Assuming this simulation is largely parallelizable (likely, because matter acts locally), then for whatever the hardware it ran on cost, in 15 years it should take 5 * 60/1000= .3 seconds per frame (not 0.04s, for 25 fps). In 20 years, it would be .03s (33 fps). But consider that fakey shortcuts that look OK will be assiduously sought.
Moore's Law (and especially this corollary) have a few years left, but maybe not 15 years... However, I'm optimistic about another technology taking over (as has happened previously). There's plenty of scope, considering what brains and cellular machinery can do. (I think the quantum stuff is BS. Probably.)
I know very little about it too, but I think advances in video game visuals have shown that it's really just a matter of time. Check out Uncharted 3's real-time dynamic water effects: http://www.youtube.com/watch?v=BhzMR-vxYIk (Skip to about 2:50)
I noticed some moments in that video where a flashing controller button appeared in the corner. Does that mean the player has to mash the button to continue? I hate games that do that. Why do game makers do that?
I suppose it makes you feel more involved, rather than just watching a bunch of cool cutscenes that you have nothing to do with (common in stylish Japanese RPGs like Devil May Cry, etc)
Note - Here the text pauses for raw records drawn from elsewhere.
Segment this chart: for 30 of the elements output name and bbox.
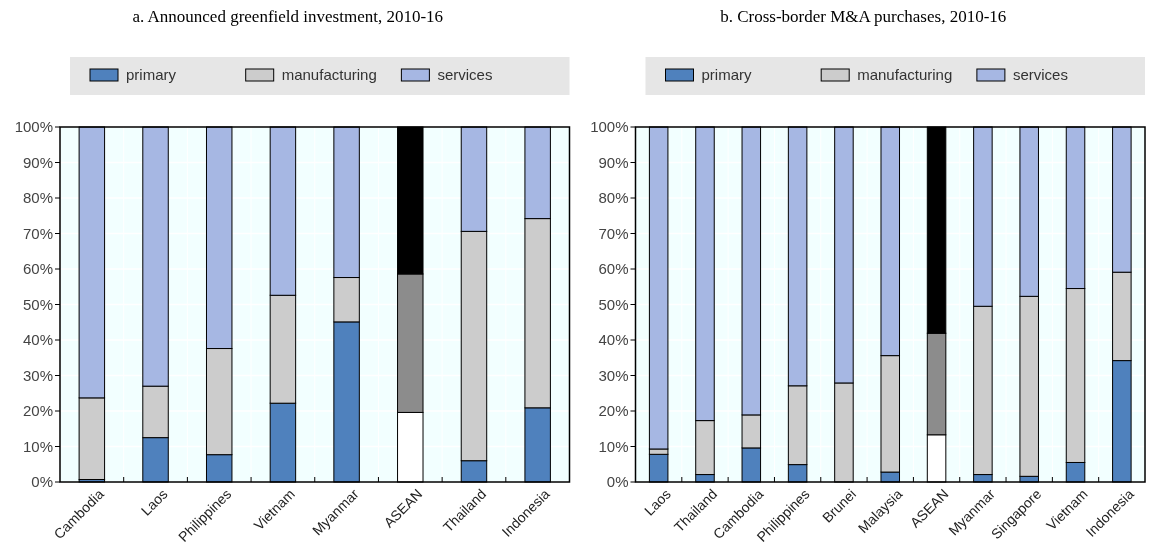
y-tick-label: 50% (598, 295, 629, 313)
y-tick-label: 70% (22, 224, 53, 242)
y-tick-label: 50% (22, 295, 53, 313)
y-tick-label: 0% (31, 473, 53, 491)
y-tick-label: 40% (22, 331, 53, 349)
y-tick-label: 10% (598, 437, 629, 455)
y-tick-label: 90% (598, 153, 629, 171)
y-tick-label: 30% (598, 366, 629, 384)
y-tick-label: 100% (590, 118, 629, 136)
legend-label: manufacturing (281, 66, 377, 83)
legend-label: primary (701, 66, 752, 83)
y-tick-label: 90% (22, 153, 53, 171)
legend-label: services (437, 66, 493, 83)
legend-label: services (1012, 66, 1068, 83)
y-tick-label: 20% (598, 402, 629, 420)
y-tick-label: 80% (598, 189, 629, 207)
y-tick-label: 30% (22, 366, 53, 384)
y-tick-label: 40% (598, 331, 629, 349)
y-tick-label: 60% (598, 260, 629, 278)
y-tick-label: 20% (22, 402, 53, 420)
y-tick-label: 70% (598, 224, 629, 242)
y-tick-label: 80% (22, 189, 53, 207)
chart-title: b. Cross-border M&A purchases, 2010-16 (720, 7, 1007, 26)
chart-title: a. Announced greenfield investment, 2010-16 (132, 7, 444, 26)
y-tick-label: 0% (606, 473, 629, 491)
y-tick-label: 10% (22, 437, 53, 455)
legend-label: manufacturing (857, 66, 953, 83)
y-tick-label: 100% (14, 118, 53, 136)
y-tick-label: 60% (22, 260, 53, 278)
legend-label: primary (126, 66, 177, 83)
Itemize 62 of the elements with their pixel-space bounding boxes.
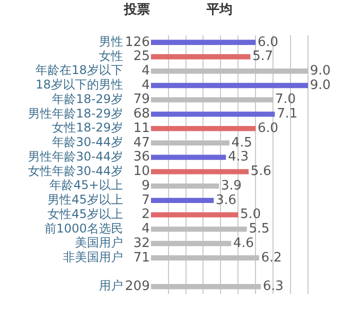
text: 32 <box>133 236 150 251</box>
y-tick-label: 年龄18-29岁 <box>52 92 123 106</box>
bar <box>150 212 238 218</box>
y-tick-label: 非美国用户 <box>62 250 123 264</box>
bar <box>150 40 256 45</box>
data-label: 6.0 <box>258 120 278 136</box>
text: 10 <box>133 164 150 180</box>
data-label: 4.6 <box>233 236 254 251</box>
bar <box>150 112 275 117</box>
y-tick-label: 美国用户 <box>74 236 123 250</box>
y-tick-label: 18岁以下的男性 <box>36 78 123 92</box>
text: 79 <box>133 92 150 108</box>
bar <box>150 82 308 88</box>
y-tick-label: 女性年龄30-44岁 <box>28 164 123 178</box>
text: 4 <box>142 63 150 78</box>
y-tick-label: 女性 <box>98 48 123 63</box>
y-tick-label: 用户 <box>98 278 123 293</box>
text: 7 <box>142 192 150 208</box>
text: 11 <box>133 120 150 136</box>
y-tick-label: 男性 <box>98 34 123 49</box>
text: 4 <box>142 222 150 237</box>
bar <box>150 169 249 174</box>
bar <box>150 154 226 160</box>
data-label: 3.9 <box>220 178 242 194</box>
data-label: 7.0 <box>275 92 296 108</box>
bar <box>150 198 214 204</box>
data-label: 5.6 <box>250 164 272 180</box>
y-tick-label: 男性年龄30-44岁 <box>28 149 123 164</box>
y-tick-label: 前1000名选民 <box>44 221 123 236</box>
text: 126 <box>125 34 150 50</box>
y-tick-label: 年龄30-44岁 <box>52 135 123 150</box>
text: 68 <box>133 106 150 122</box>
text: 4 <box>142 78 150 93</box>
text: 209 <box>125 278 150 294</box>
y-tick-label: 女性45岁以上 <box>48 206 123 221</box>
data-label: 5.5 <box>248 222 270 237</box>
text: 36 <box>133 150 150 165</box>
text: 25 <box>133 49 150 64</box>
data-label: 6.2 <box>261 250 282 266</box>
text: 9 <box>142 178 150 194</box>
data-label: 3.6 <box>216 192 236 208</box>
data-label: 4.5 <box>231 135 252 150</box>
data-label: 6.0 <box>258 34 278 50</box>
text: 投票 <box>122 2 150 18</box>
data-label: 6.3 <box>262 278 284 294</box>
data-label: 7.1 <box>276 106 298 122</box>
bar <box>150 54 250 60</box>
y-tick-label: 男性45岁以上 <box>48 192 123 207</box>
text: 平均 <box>205 2 232 18</box>
y-tick-label: 年龄45+以上 <box>50 178 123 192</box>
bar <box>150 126 256 132</box>
data-label: 5.0 <box>240 207 261 222</box>
y-tick-label: 女性18-29岁 <box>52 120 123 135</box>
data-label: 9.0 <box>310 78 331 93</box>
text: 47 <box>133 135 150 150</box>
text: 71 <box>133 250 150 266</box>
y-tick-label: 年龄在18岁以下 <box>36 63 123 78</box>
data-label: 9.0 <box>310 63 331 78</box>
data-label: 4.3 <box>228 150 249 165</box>
text: 2 <box>142 207 150 222</box>
data-label: 5.7 <box>252 49 274 64</box>
y-tick-label: 男性年龄18-29岁 <box>28 106 123 120</box>
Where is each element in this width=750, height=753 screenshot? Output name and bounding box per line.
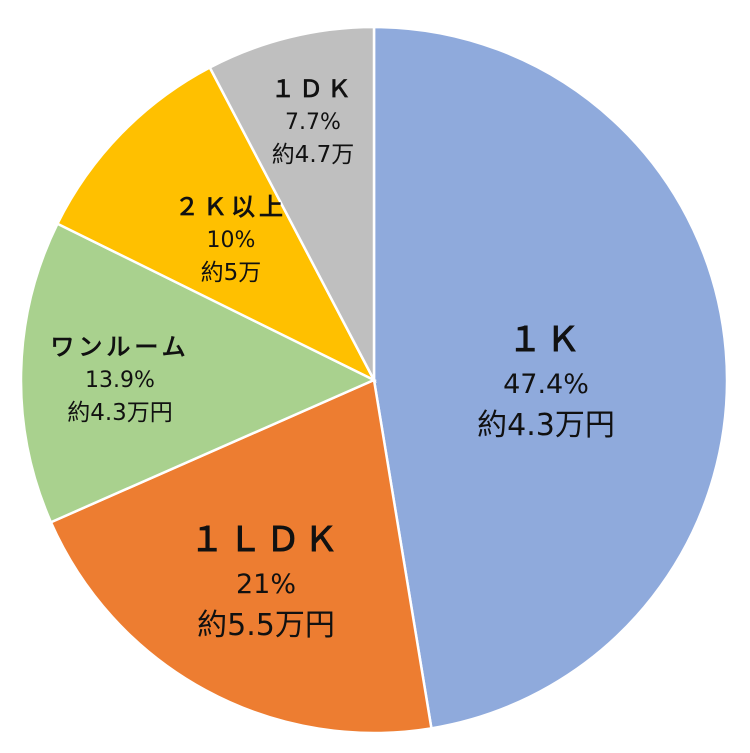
label-1k: １Ｋ 47.4% 約4.3万円 — [477, 316, 615, 448]
slice-amount: 約5万 — [200, 259, 262, 286]
slice-one-room — [19, 222, 377, 524]
slice-amount: 約4.3万円 — [67, 399, 173, 426]
slice-name: ２Ｋ以上 — [175, 192, 287, 221]
slice-percent: 47.4% — [503, 369, 589, 401]
slice-name: １ＤＫ — [271, 74, 355, 103]
label-1ldk: １ＬＤＫ 21% 約5.5万円 — [190, 516, 342, 648]
slice-name: ワンルーム — [50, 332, 190, 361]
label-2k-plus: ２Ｋ以上 10% 約5万 — [175, 190, 287, 290]
slice-name: １Ｋ — [508, 320, 584, 361]
label-1dk: １ＤＫ 7.7% 約4.7万 — [271, 72, 355, 172]
slice-1dk — [208, 25, 376, 381]
slice-2k-plus — [55, 65, 377, 383]
slice-1k — [372, 25, 729, 730]
slice-percent: 7.7% — [285, 109, 341, 135]
slice-amount: 約4.7万 — [271, 141, 355, 168]
slice-percent: 13.9% — [85, 367, 155, 393]
slice-percent: 21% — [235, 569, 296, 601]
slice-1ldk — [49, 378, 433, 735]
slice-name: １ＬＤＫ — [190, 520, 342, 561]
slice-amount: 約4.3万円 — [477, 408, 615, 444]
slice-amount: 約5.5万円 — [197, 608, 335, 644]
slice-percent: 10% — [206, 227, 256, 253]
label-one-room: ワンルーム 13.9% 約4.3万円 — [50, 330, 189, 430]
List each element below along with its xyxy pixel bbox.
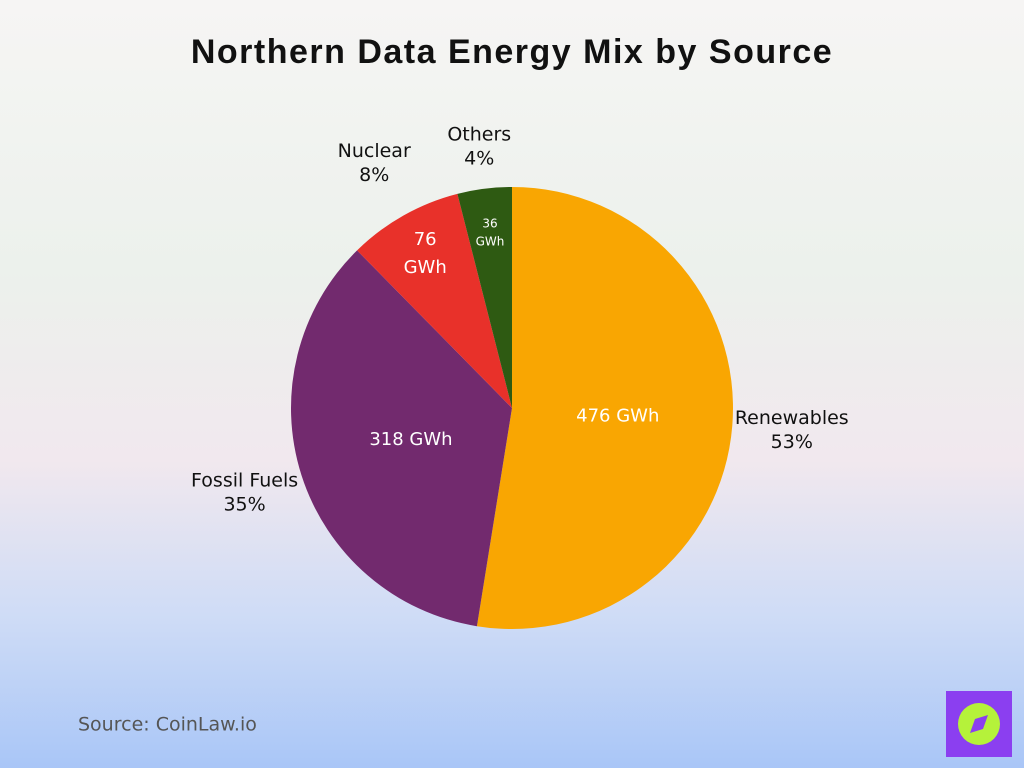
- category-label: Others: [447, 124, 511, 146]
- pie-slice: [291, 250, 512, 627]
- value-label: 36 GWh: [476, 216, 505, 248]
- category-label: Nuclear: [338, 140, 411, 162]
- value-label: 318 GWh: [369, 429, 452, 450]
- category-label: Fossil Fuels: [191, 470, 298, 492]
- percent-label: 4%: [464, 148, 494, 170]
- source-note: Source: CoinLaw.io: [78, 714, 257, 736]
- value-label: 476 GWh: [576, 405, 659, 426]
- pie-slice: [457, 187, 512, 408]
- pie-slice: [476, 187, 733, 629]
- logo: [946, 691, 1012, 757]
- percent-label: 8%: [359, 164, 389, 186]
- category-label: Renewables: [735, 407, 849, 429]
- pie-slice: [357, 193, 512, 408]
- chart-title: Northern Data Energy Mix by Source: [191, 33, 833, 71]
- value-label: 76 GWh: [404, 229, 447, 278]
- percent-label: 35%: [223, 494, 265, 516]
- percent-label: 53%: [771, 431, 813, 453]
I don't know how complex the computations are, but if it's close to the computing required by standard loose-accuracy water fluid simulation, we could certainly see it in-game, definitely possible even for this gen of consoles. I speculate as water simulations is quite doable even on 5 year old hardware, though tends to be inaccurate. I remember seeing some Nvidia demos showcases things like softbody destruction and collisions a few years back too, so that also could translate.
There are also some really rough tessellation techniques in use to simulate ground snow walking in games out now, like that Assassins Creed with the native americans.
Yep, but I'd qualify that: The demo seems to show wet snow (snowball snow) only. There are a few other types that happen around here, like dry snow, and crystallized snow. Dry snow is light fluffy stuff that doesn't pack. And crystallized snow is made of what feels like little daggers, behaving almost like ball bearings. But still, their result is brilliant!
As a CS major this fascinates me to no end, but reading the paper the physics are a bit much for my brain to handle. Can any physics-inclined people here recommend me some good books/papers so I can learn more and hopefully make more sense of this?
Except that, if it was what they wanted, then it's hard to explain the walking character at 3:30 that gets his legs almost trapped in the soft heavy melting snow.
There's just no way that you'd get that kind of effect with that kind of snow. It looks more like the kind of thing that you'd get from non-uniform snow that has a crust on top (and that kind of snow is not sticky and not melting).
The simulation method used is Material Point Method, a technical that is used in engineering simulation but hasn't really been used much in Visual Effects. This will likely change now that there are these impressive results.
The one issue I've seen people in the industry mention about this paper is that the the simulation times are quite long.